Profesora Universidad Ramon Llull
He nacido en una generación deprimida y el suicido es el fantasma que nos persigue. Estas no son palabras ni de Schopenhauer ni Camus, sino de un estudiante universitario de primero de carrera. Sus palabras me golpean con fuerza ¿Quién les ha robado el deseo de vivir?
Hace tiempo que cuando surgen preguntas sobre la adolescencia y la juventud, todas las respuestas se enfocan a señalar la nefasta influencia que ejerce internet y las redes sociales. Y aunque no dudo que estas tiene una gran preponderancia en sus vidas, me parece que se han vuelto una perfecta coartada que nos desresponsabiliza como adultos. ¿No será que las tecnologías están llenando el vacío, el silencio y el desamparo que ha supuesto el abandono de sus referentes adultos? ¿no será que la pandemia volvió insoportable la soledad en la que ya vivían nuestros adolescentes?
Esta perspectiva es incómoda porque nos interpela, porqué en lugar de mirar hacia afuera, nos coloca frente a un espejo y nos recuerda la responsabilidad que tenemos con las nuevas generaciones por el simple hecho de haber vivido más y tener más experiencia. ¿Pero, quién ha de asumir esta responsabilidad cuando los adultos también han claudicado ante la propia vida?
El ser humano no nace sabiendo vivir en este mundo, necesita de adultos que se lo presenten y le enseñen a vivir en él. Pero como dice Hanna Arendt, no existe la posibilidad de introducir a las nuevas generaciones en una sociedad por la que solo se siente indiferencia y desprecio. No es válida la autoridad de un adulto que no quiere su mundo ni se hace cargo de él.
La autoridad entendida como un hacer valer la experiencia del que ha vivido más. No es una reivindicación del autoritarismo que se funda en el miedo, sino de una autoridad que se adquiere, que se conquista, que se otorga gracias a la admiración que puede generar la propia experiencia y la sabiduría. La fuerza y la coacción se ejercen cuando no se tiene autoridad, se usa la fuerza cuando la autoridad fracasa.

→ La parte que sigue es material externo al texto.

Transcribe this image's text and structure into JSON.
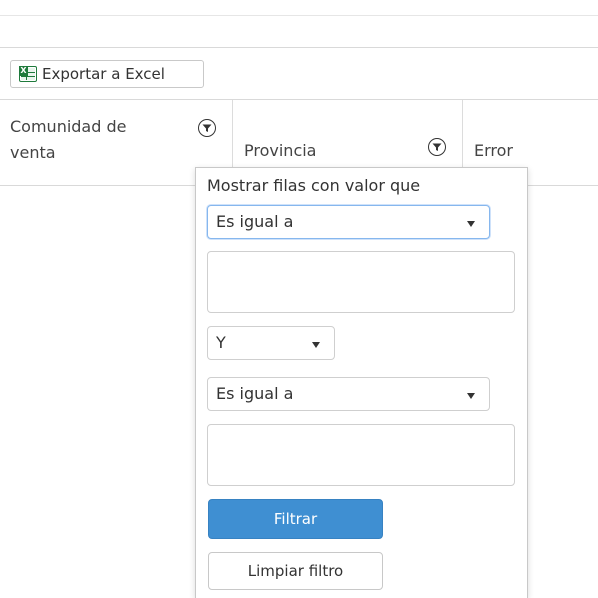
{
  "toolbar": {
    "export_label": "Exportar a Excel",
    "export_icon": "excel-icon"
  },
  "grid": {
    "columns": [
      {
        "title_line1": "Comunidad de",
        "title_line2": "venta",
        "filter_icon": "filter-icon"
      },
      {
        "title": "Provincia",
        "filter_icon": "filter-icon"
      },
      {
        "title": "Error"
      }
    ]
  },
  "filter_menu": {
    "label": "Mostrar filas con valor que",
    "operator1": "Es igual a",
    "value1": "",
    "logic": "Y",
    "operator2": "Es igual a",
    "value2": "",
    "filter_button": "Filtrar",
    "clear_button": "Limpiar filtro"
  },
  "colors": {
    "primary": "#3f8fd2",
    "border": "#cfcfcf",
    "focus": "#86b7ee"
  }
}
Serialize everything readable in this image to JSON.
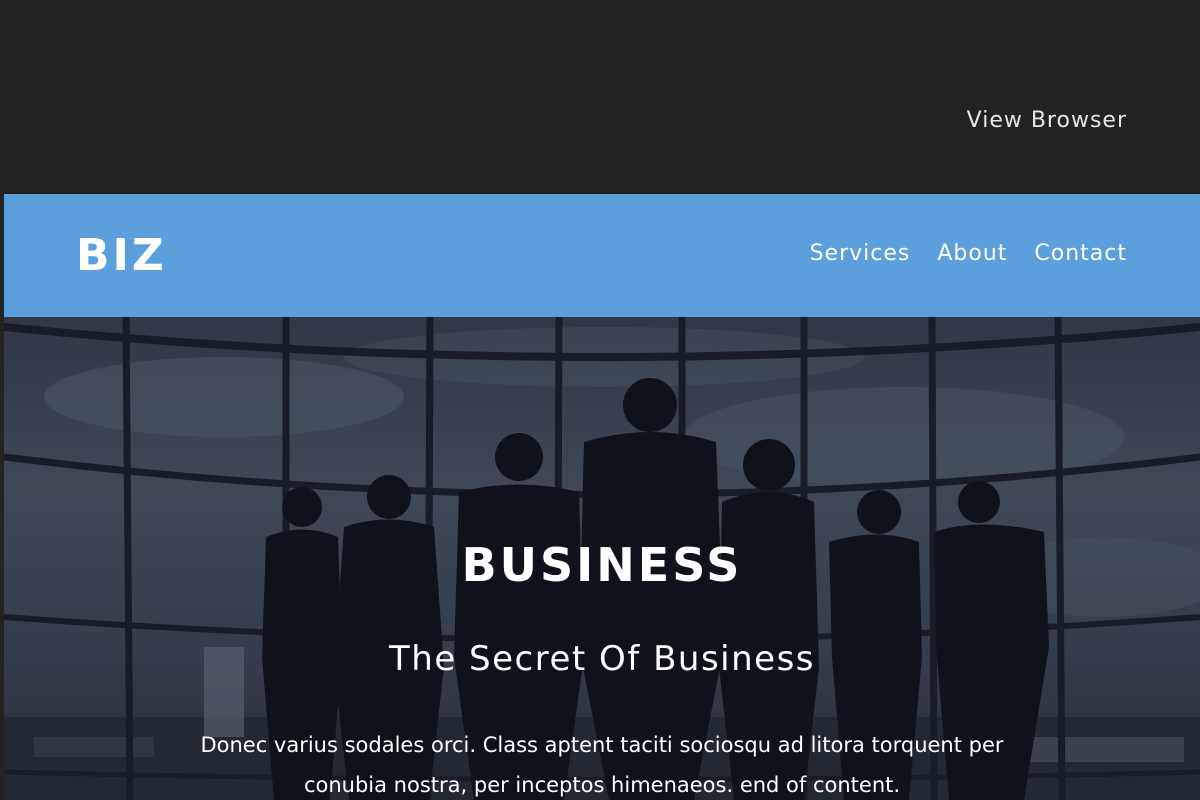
{
  "topbar": {
    "view_browser_label": "View Browser"
  },
  "nav": {
    "logo": "BIZ",
    "links": [
      "Services",
      "About",
      "Contact"
    ]
  },
  "hero": {
    "title": "BUSINESS",
    "subtitle": "The Secret Of Business",
    "body": "Donec varius sodales orci. Class aptent taciti sociosqu ad litora torquent per conubia nostra, per inceptos himenaeos. end of content.",
    "image": "business-team-silhouette"
  },
  "colors": {
    "topbar_bg": "#232323",
    "nav_bg": "#5b9fdc",
    "text": "#ffffff"
  }
}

En nombre del respeto a la libertad de la infancia, algunos adultos han renunciado a acompañarlos, a ayudarlos a construir un relato identitario en el que puedan descubrir su singularidad y se sientan queridos y reconocidos por ella.
El confinamiento domiciliario decretado a partir de la pandemia del Covid, se volvió el detonante de una convivencia que ya de por sí era difícil y conflictiva. A partir de ese momento se evidenció el sufrimiento entre la juventud, en forma de ansiedad, de fobias y de miedos. Y se puso de manifiesto la incapacidad de respuesta de algunos adultos ante el grito de auxilio de sus hijos.
Ahogados por el silencio y el abandono, los adolescentes fueron afianzando su refugio virtual. A fin de cuentas manejan a la perfección el lenguaje de internet y de las redes sociales, y tal vez sean esas nuevas formas de comunicación las que les permitan salvarse y salvar el mundo real tan desorientado y deshumanizado. ¿Por qué no? Internet y las redes sociales han demostrado su capacidad de enajenación y manipulación, pero también y con igual fuerza, su potencial de subversión y de cambio. Las nuevas generaciones de universitarios tienen grandes cualidades, están hechas de la diversidad y por lo mismo saben convivir con la diferencia y son tolerantes. Han incorporado con naturalidad la diversidad cultural, sexual y lingüística y estoy segura que están preparadas para comprender y vivir la complejidad. Su manejo de los nuevos lenguajes virtuales pueden ser una verdadera arma de emancipación.
La responsabilidad del profesorado universitario es ayudarles a descubrir la gran diferencia que existe entre manejar las nuevas tecnologías o ser manejados por ellas. Nos toca ayudarlos a descubrir los mecanismos del poder que se ejerce a través del discurso mediático y sobre todo mostrarles que las fuerzas y el deseo de vivir pueden surgir del descubrimiento que detrás de su malestar está su gran potencial transformador y creador.